题目
It is vitally important to have all the cities connected by highways in a war. If a city is occupied by the enemy, all the highways from/toward that city are closed. We must know immediately if we need to repair any other highways to keep the rest of the cities connected. Given the map of cities which have all the remaining highways marked, you are supposed to tell the number of highways need to be repaired, quickly.
For example, if we have 3 cities and 2 highways connecting city1-city2 and city1-city3. Then if city1 is occupied by the enemy, we must have 1 highway repaired, that is the highway city2-city3.
Input
Each input file contains one test case. Each case starts with a line containing 3 numbers N (<1000), M and K, which are the total number of cities, the number of remaining highways, and the number of cities to be checked, respectively. Then M lines follow, each describes a highway by 2 integers, which are the numbers of the cities the highway connects. The cities are numbered from 1 to N. Finally there is a line containing K numbers, which represent the cities we concern.
Output
For each of the K cities, output in a line the number of highways need to be repaired if that city is lost.
Sample Input
3 2 3
1 2
1 3
1 2 3
Sample Output
1
0
0
题解
//保证剩余城市的连接
#include<iostream>
#include<algorithm>
using namespace std;
bool vis[1001];
int G[1001][1001];
int n;
void dfs(int node){
vis[node]=true;
for(int i=1;i<=n;i++){
if(vis[i]==false&&G[node][i]==1){
dfs(i);
}
}
}
int main(){
int m,k;
scanf("%d%d%d", &n, &m, &k);
int u,v;
for(int i=0;i<m;i++){
scanf("%d%d", &u, &v);
G[u][v]=G[v][u]=1;
}
for(int i=0;i<k;i++){//输入被去除的城市
fill(vis,vis+1001,false);
int a;
scanf("%d",&a);
vis[a]=true;
//去除选中点与其他点的连接
int cnt=0;
for(int j=1;j<=n;j++){//找去除点后的入口1⃣️
if(vis[j]==false){
dfs(j);//未访问的就是入口,找到一个入口后进入迭代
cnt++;
}
}
//dfs内,判断入口和其余的点是否联通,尽量走完所有节点
//若未访问完全部节点退出迭代,退回仍有未访问分支的岔路口,即进入1⃣️换一个入口
printf("%d\n",cnt-1);
}
return 0;
}
举个例子:
去除的点是1,则vis[1]=true,找入口(未访问的点),找到2,vis[2]=false,进入2为入口的DFS(2)。
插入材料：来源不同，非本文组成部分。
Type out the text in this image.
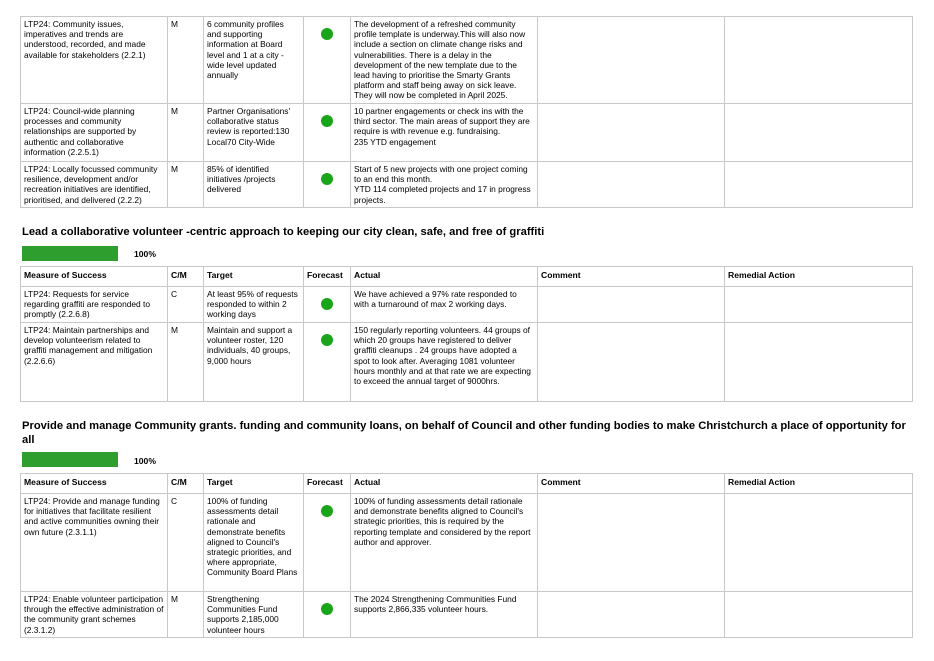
LTP24: Community issues, imperatives and trends are understood, recorded, and made available for stakeholders (2.2.1)	M	6 community profiles and supporting information at Board level and 1 at a city - wide level updated annually		The development of a refreshed community profile template is underway.This will also now include a section on climate change risks and vulnerabilities. There is a delay in the development of the new template due to the lead having to prioritise the Smarty Grants platform and staff being away on sick leave. They will now be completed in April 2025.		
LTP24: Council-wide planning processes and community relationships are supported by authentic and collaborative information (2.2.5.1)	M	Partner Organisations' collaborative status review is reported:130 Local70 City-Wide		10 partner engagements or check ins with the third sector. The main areas of support they are require is with revenue e.g. fundraising.
235 YTD engagement		
LTP24: Locally focussed community resilience, development and/or recreation initiatives are identified, prioritised, and delivered (2.2.2)	M	85% of identified initiatives /projects delivered		Start of 5 new projects with one project coming to an end this month.
YTD 114 completed projects and 17 in progress projects.		
Lead a collaborative volunteer -centric approach to keeping our city clean, safe, and free of graffiti
100%
Measure of Success	C/M	Target	Forecast	Actual	Comment	Remedial Action
LTP24: Requests for service regarding graffiti are responded to promptly (2.2.6.8)	C	At least 95% of requests responded to within 2 working days		We have achieved a 97% rate responded to with a turnaround of max 2 working days.		
LTP24: Maintain partnerships and develop volunteerism related to graffiti management and mitigation (2.2.6.6)	M	Maintain and support a volunteer roster, 120 individuals, 40 groups, 9,000 hours		150 regularly reporting volunteers. 44 groups of which 20 groups have registered to deliver graffiti cleanups . 24 groups have adopted a spot to look after. Averaging 1081 volunteer hours monthly and at that rate we are expecting to exceed the annual target of 9000hrs.		
Provide and manage Community grants. funding and community loans, on behalf of Council and other funding bodies to make Christchurch a place of opportunity for all
100%
Measure of Success	C/M	Target	Forecast	Actual	Comment	Remedial Action
LTP24: Provide and manage funding for initiatives that facilitate resilient and active communities owning their own future (2.3.1.1)	C	100% of funding assessments detail rationale and demonstrate benefits aligned to Council's strategic priorities, and where appropriate, Community Board Plans		100% of funding assessments detail rationale and demonstrate benefits aligned to Council's strategic priorities, this is required by the reporting template and considered by the report author and approver.		
LTP24: Enable volunteer participation through the effective administration of the community grant schemes (2.3.1.2)	M	Strengthening Communities Fund supports 2,185,000 volunteer hours		The 2024 Strengthening Communities Fund supports 2,866,335 volunteer hours.		
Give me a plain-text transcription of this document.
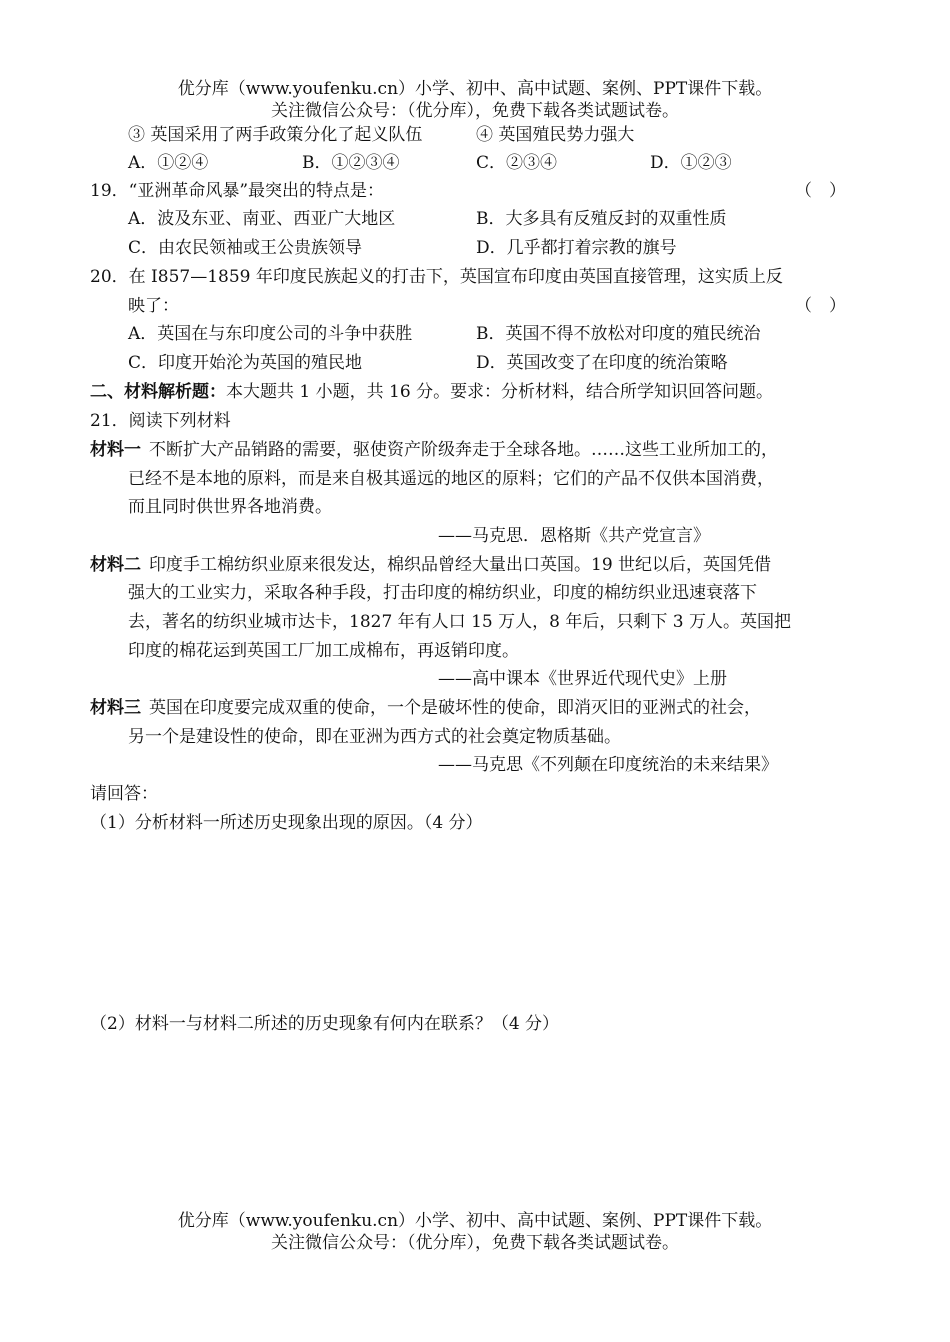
优分库（www.youfenku.cn）小学、初中、高中试题、案例、PPT课件下载。
关注微信公众号：（优分库），免费下载各类试题试卷。
③ 英国采用了两手政策分化了起义队伍	④ 英国殖民势力强大
A．①②④	B．①②③④	C．②③④	D．①②③
19．“亚洲革命风暴”最突出的特点是：	（　）
A．波及东亚、南亚、西亚广大地区	B．大多具有反殖反封的双重性质
C．由农民领袖或王公贵族领导	D．几乎都打着宗教的旗号
20．在 I857—1859 年印度民族起义的打击下，英国宣布印度由英国直接管理，这实质上反
映了：	（　）
A．英国在与东印度公司的斗争中获胜	B．英国不得不放松对印度的殖民统治
C．印度开始沦为英国的殖民地	D．英国改变了在印度的统治策略
二、材料解析题：本大题共 1 小题，共 16 分。要求：分析材料，结合所学知识回答问题。
21．阅读下列材料
材料一 不断扩大产品销路的需要，驱使资产阶级奔走于全球各地。……这些工业所加工的，
已经不是本地的原料，而是来自极其遥远的地区的原料；它们的产品不仅供本国消费，
而且同时供世界各地消费。
——马克思．恩格斯《共产党宣言》
材料二 印度手工棉纺织业原来很发达，棉织品曾经大量出口英国。19 世纪以后，英国凭借
强大的工业实力，采取各种手段，打击印度的棉纺织业，印度的棉纺织业迅速衰落下
去，著名的纺织业城市达卡，1827 年有人口 15 万人，8 年后，只剩下 3 万人。英国把
印度的棉花运到英国工厂加工成棉布，再返销印度。
——高中课本《世界近代现代史》上册
材料三 英国在印度要完成双重的使命，一个是破坏性的使命，即消灭旧的亚洲式的社会，
另一个是建设性的使命，即在亚洲为西方式的社会奠定物质基础。
——马克思《不列颠在印度统治的未来结果》
请回答：
（1）分析材料一所述历史现象出现的原因。（4 分）
（2）材料一与材料二所述的历史现象有何内在联系？（4 分）
优分库（www.youfenku.cn）小学、初中、高中试题、案例、PPT课件下载。
关注微信公众号：（优分库），免费下载各类试题试卷。
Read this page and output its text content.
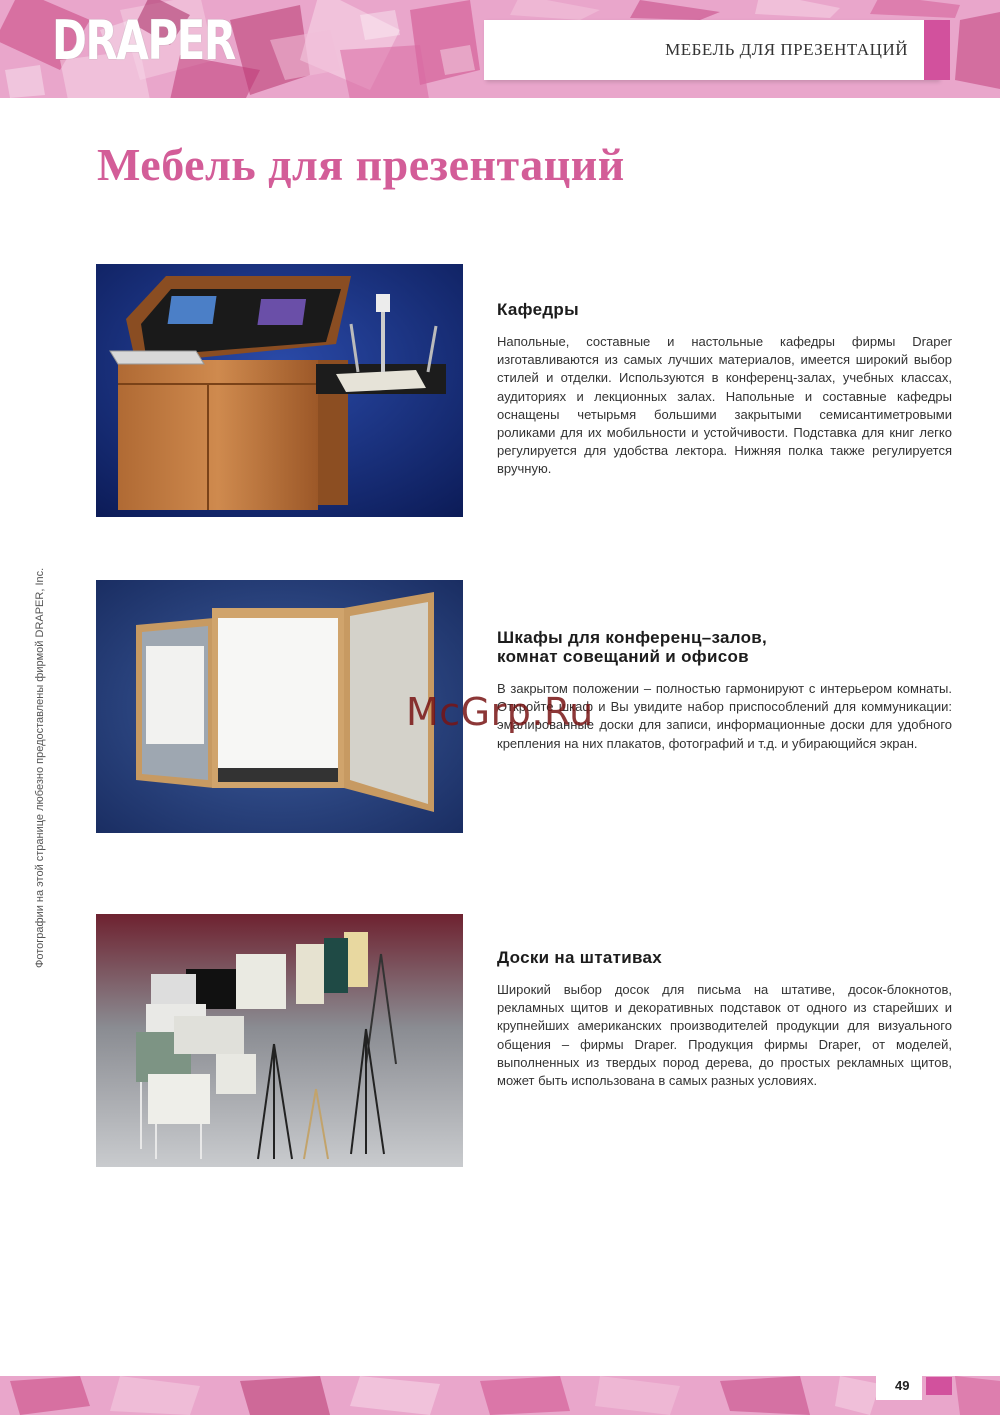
DRAPER	МЕБЕЛЬ ДЛЯ ПРЕЗЕНТАЦИЙ
Мебель для презентаций
Фотографии на этой странице любезно предоставлены фирмой DRAPER, Inc.
Кафедры

Напольные, составные и настольные кафедры фирмы Draper изготавливаются из самых лучших материалов, имеется широкий выбор стилей и отделки. Используются в конференц-залах, учебных классах, аудиториях и лекционных залах. Напольные и составные кафедры оснащены четырьмя большими закрытыми семисантиметровыми роликами для их мобильности и устойчивости. Подставка для книг легко регулируется для удобства лектора. Нижняя полка также регулируется вручную.

Шкафы для конференц–залов,
комнат совещаний и офисов

В закрытом положении – полностью гармонируют с интерьером комнаты. Откройте шкаф и Вы увидите набор приспособлений для коммуникации: эмалированные доски для записи, информационные доски для удобного крепления на них плакатов, фотографий и т.д. и убирающийся экран.

Доски на штативах

Широкий выбор досок для письма на штативе, досок-блокнотов, рекламных щитов и декоративных подставок от одного из старейших и крупнейших американских производителей продукции для визуального общения – фирмы Draper. Продукция фирмы Draper, от моделей, выполненных из твердых пород дерева, до простых рекламных щитов, может быть использована в самых разных условиях.

McGrp.Ru
49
进入DFS使得vis[2]=true,剩余没访问的点只有3,但G[2][3]没有连接,退出此次迭代。cnt++,为1。
DFS尽力了但没有走完所有节点。此时还有3没走到。以3为新的入口,进入DFS(3)。使得vis[3]=true。现在点全访问到了,此次迭代结束。cnt++,为2。
迭代两次走完了,去除点a后的所有点,说明有两块未连通区域,至少需要一条路使得他们连接。
DFS这块之前理解得不是太好。
思路是只要有去除的点a外的点没有访问,就找一个入口,进入dfs迭代,找从这个入口能访问到的所有点。迭代一次全走完说明不用加路,迭代n次说明有n块未连通区域,需要n-1条路。